Joe loved writing music reviews and prided himself on actually writing about the music and not himself, like a lot of reviewers tended to do these days, and avoided overloading the reviews with intergenre comparisons ("haunting overtones of electro postpunk lo-fi Danish death-metal calypso swerving into Nuggets-era noirish Gothic Americana ye-ye-tinged soca psychedelica") or incessant references to other artists crossed with show-offy lists of their obvious influences ("It's as if Carl Stalling, Swamp Dogg, Clara Rockmore, Captain Beefheart, Lou Reed's Metal Machine Music album, Buddy Bolden, and Big Star all participated in a time space continuum–twisting fuck-fest that birthed a glorious Thalidomide flipper baby of sonic exploration"). Also, he tried not to pretend that he was Nick Kent or Hunter S. Thompson or Jacques Derrida, though he would have loved to have been either of the first two (except for the addictions and/or suicide). Anyway, it would probably all backfire on him when no new revenue followed the reviews, but he was hoping they might get a few glowing e-mails from readers that would turn the tide and make Terrance a little more amenable to actual culture in the paper, instead of yet another article like the one he had just finished yesterday: "Local Bakery Celebrates Anniversary with Cake!"

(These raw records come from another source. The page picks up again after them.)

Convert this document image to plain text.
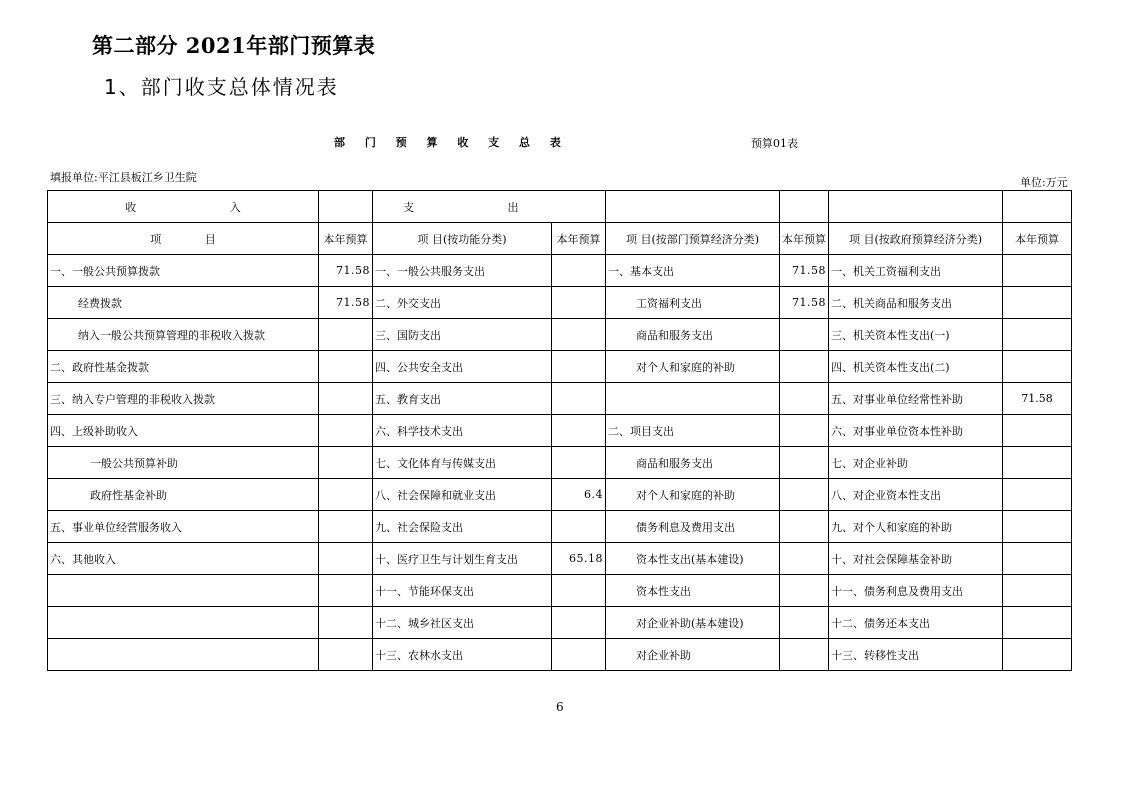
第二部分 2021年部门预算表
1、部门收支总体情况表
部 门 预 算 收 支 总 表	预算01表
填报单位:平江县板江乡卫生院	单位:万元
收 入		支 出					
项 目	本年预算	项 目(按功能分类)	本年预算	项 目(按部门预算经济分类)	本年预算	项 目(按政府预算经济分类)	本年预算
一、一般公共预算拨款	71.58	一、一般公共服务支出		一、基本支出	71.58	一、机关工资福利支出	
经费拨款	71.58	二、外交支出		工资福利支出	71.58	二、机关商品和服务支出	
纳入一般公共预算管理的非税收入拨款		三、国防支出		商品和服务支出		三、机关资本性支出(一)	
二、政府性基金拨款		四、公共安全支出		对个人和家庭的补助		四、机关资本性支出(二)	
三、纳入专户管理的非税收入拨款		五、教育支出				五、对事业单位经常性补助	71.58
四、上级补助收入		六、科学技术支出		二、项目支出		六、对事业单位资本性补助	
一般公共预算补助		七、文化体育与传媒支出		商品和服务支出		七、对企业补助	
政府性基金补助		八、社会保障和就业支出	6.4	对个人和家庭的补助		八、对企业资本性支出	
五、事业单位经营服务收入		九、社会保险支出		债务利息及费用支出		九、对个人和家庭的补助	
六、其他收入		十、医疗卫生与计划生育支出	65.18	资本性支出(基本建设)		十、对社会保障基金补助	
		十一、节能环保支出		资本性支出		十一、债务利息及费用支出	
		十二、城乡社区支出		对企业补助(基本建设)		十二、债务还本支出	
		十三、农林水支出		对企业补助		十三、转移性支出	
6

It didn't matter. He was in too good of a mood to care.
22
Semi-Infidelities and Interim Campaigns
Though Ana was dealing with it, the guilt lingered like a low-grade fever from a virus she couldn't quite shake. She would be seemingly free of it for a while, then it would pop back into her head at some inopportune moment, causing her throat to tighten and face to burn. For the past couple of days, Joe had been exceptionally sweet—and that couldn't have come at a worse time. Lately, he was full of lovey murmurings, bringing her coffee in bed, downloading music for her that he knew she'd like (Sarah Harmer and Laura Veirs, two of her favorite girly-girl folkies), and being so dear at the door when she would leave in the morning, telling her to "Be careful, okay?" before he would kiss her goodbye.